Troy and I found out Friday that we indeed are expecting again. Baby #7!!!
We are so excited. I just can't stop smiling about it. We feel so blessed.
Now I told Troy last night, I wished I could have lost at least another 20 lbs before this, but you know God's in control of this situation and I guess we were supposed to have a Christmas baby.
I am going to take the tools I have learned so far from WW and apply them during the pregnancy. I don't want to gain a bunch. I am planning to exercise for the first time during any pregnancy. I know, I am bad. Better late then never right?
Well that is my news for the week. Oh, and weigh in last week I lost 1.4 lbs. I have not up dated my chart here in awhile but I think now I weigh 201.6 Almost there. it would be nice to see the WW scale drop below 200 before the gain happens.
It's been weeks since I have posted. Been having little gains. Getting closer to the 199 mark I guess is making it hard emotionally.
I up loaded some new pictures of me now. I am glad that I had Troy take some. I wanted to send them to my mom but want to surprise her when I visit in June.
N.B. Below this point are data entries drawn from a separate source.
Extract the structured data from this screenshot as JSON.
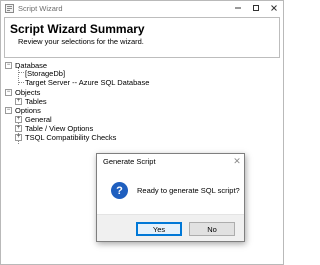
{
  "window": {
    "title": "Script Wizard"
  },
  "header": {
    "title": "Script Wizard Summary",
    "subtitle": "Review your selections for the wizard."
  },
  "tree": {
    "database": {
      "label": "Database",
      "toggle": "−",
      "db_name": "[StorageDb]",
      "target_server": "Target Server -- Azure SQL Database"
    },
    "objects": {
      "label": "Objects",
      "toggle": "−",
      "tables": {
        "label": "Tables",
        "toggle": "+"
      }
    },
    "options": {
      "label": "Options",
      "toggle": "−",
      "children": [
        {
          "label": "General",
          "toggle": "+"
        },
        {
          "label": "Table / View Options",
          "toggle": "+"
        },
        {
          "label": "TSQL Compatibility Checks",
          "toggle": "+"
        }
      ]
    }
  },
  "dialog": {
    "title": "Generate Script",
    "close_glyph": "✕",
    "icon_glyph": "?",
    "message": "Ready to generate SQL script?",
    "yes_label": "Yes",
    "no_label": "No"
  },
  "colors": {
    "accent": "#0078d7",
    "question_icon": "#1f5fbf"
  }
}
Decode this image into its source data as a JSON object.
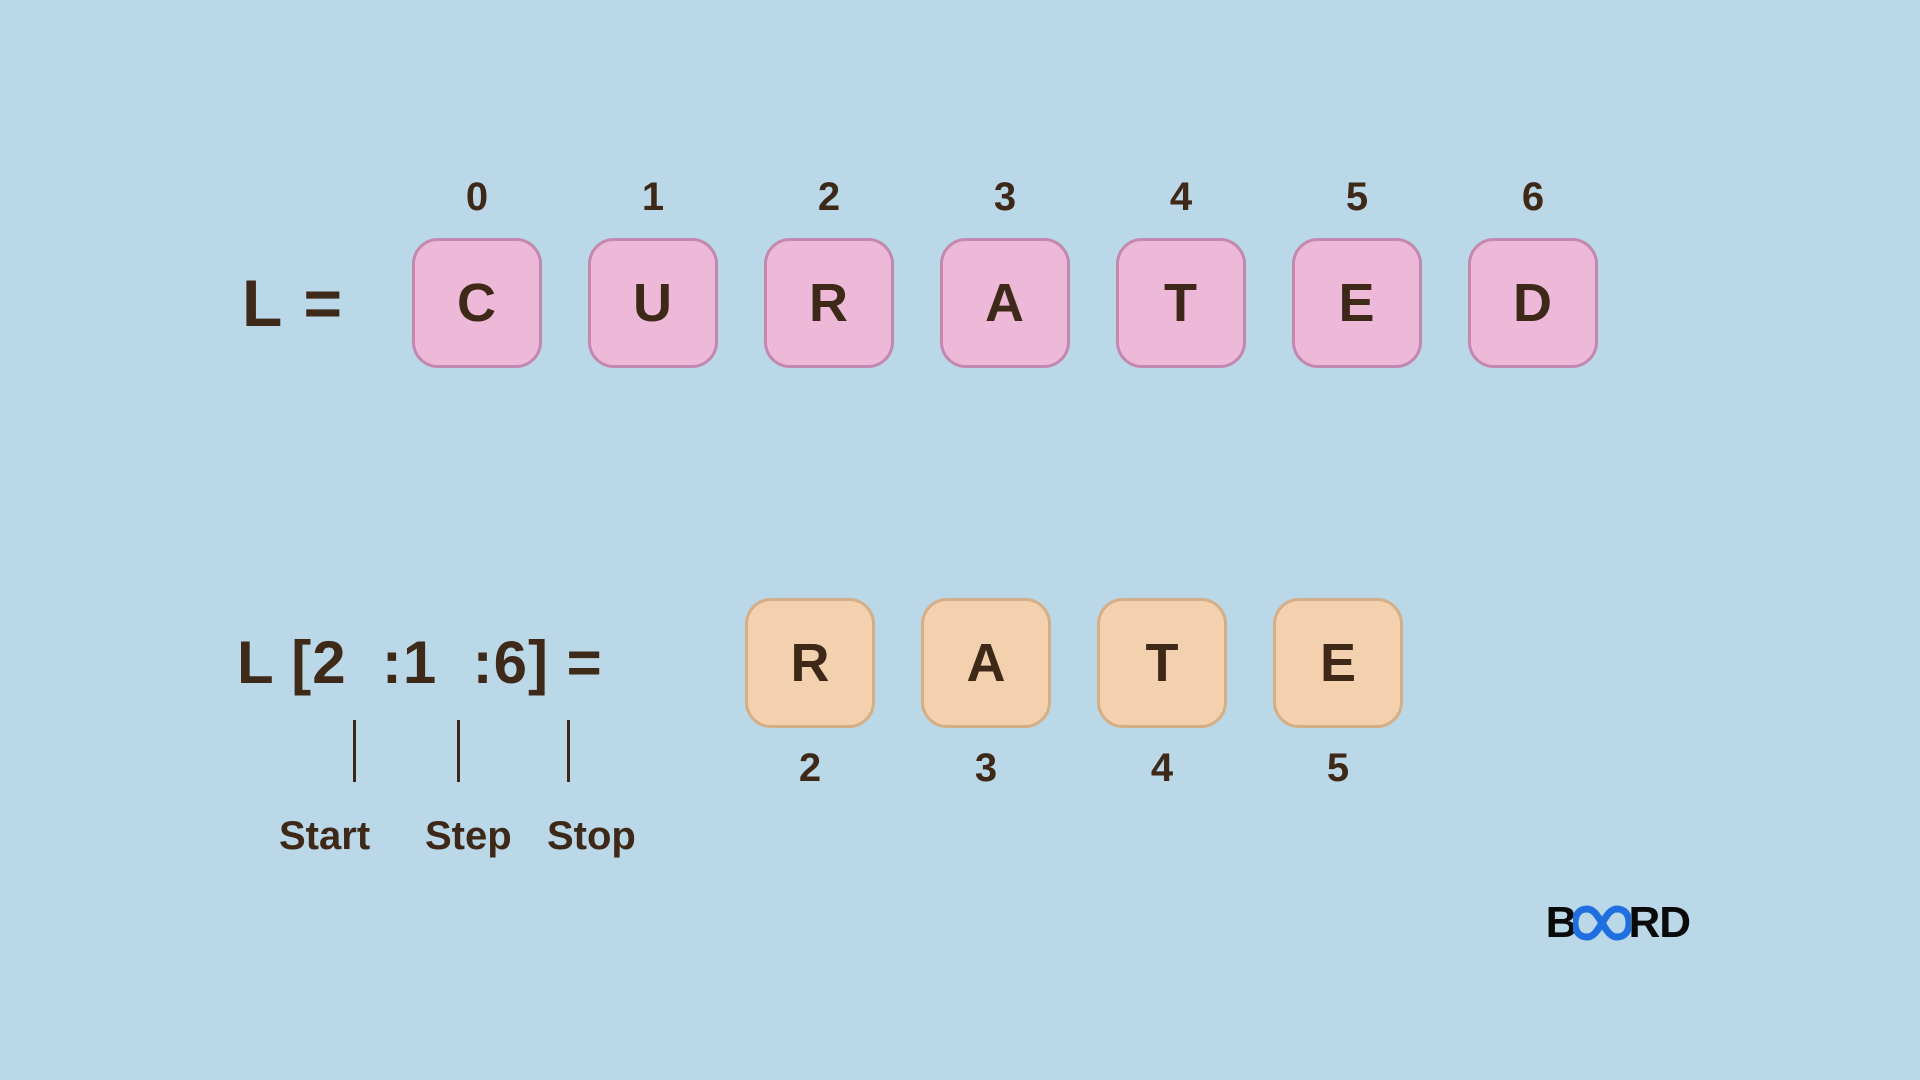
{
  "list": {
    "label": "L =",
    "indices": [
      "0",
      "1",
      "2",
      "3",
      "4",
      "5",
      "6"
    ],
    "letters": [
      "C",
      "U",
      "R",
      "A",
      "T",
      "E",
      "D"
    ]
  },
  "slice": {
    "expr": "L [2  :1  :6] =",
    "letters": [
      "R",
      "A",
      "T",
      "E"
    ],
    "indices": [
      "2",
      "3",
      "4",
      "5"
    ],
    "parts": {
      "start": "Start",
      "step": "Step",
      "stop": "Stop"
    }
  },
  "brand": {
    "left": "B",
    "right": "RD"
  },
  "colors": {
    "bg": "#bbd8e8",
    "text": "#3e2919",
    "pink_fill": "#eeb9d8",
    "pink_border": "#c388b0",
    "peach_fill": "#f3d0ae",
    "peach_border": "#d4ae86",
    "brand_blue": "#1f6fe0"
  }
}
Kids are finally healthy. It's been a several month battle.
well I have weigh in tonight. I am not too hopeful. I will get below the 200 mark I just have to recommit to my goals and why I am doing this.
This past week we saw a 2.2 loss! Yipee. It's been an odd week. anyhow I am not complaining about the loss at all. Celebrating.
My scale this morning said 201.5 I am so close to the BIG goal. I can see it now. That will be 61 lbs lost since baby and 35 lost since on WW. WHOO HOO!
I need to step it up and focus on building tone and lean body. No flab here wanted. LOL
Have a great week. Lots going on with Duplex on one side now rented and have to get other side done. Know how to stain kitchen cabinets? Not me, but willing to learn!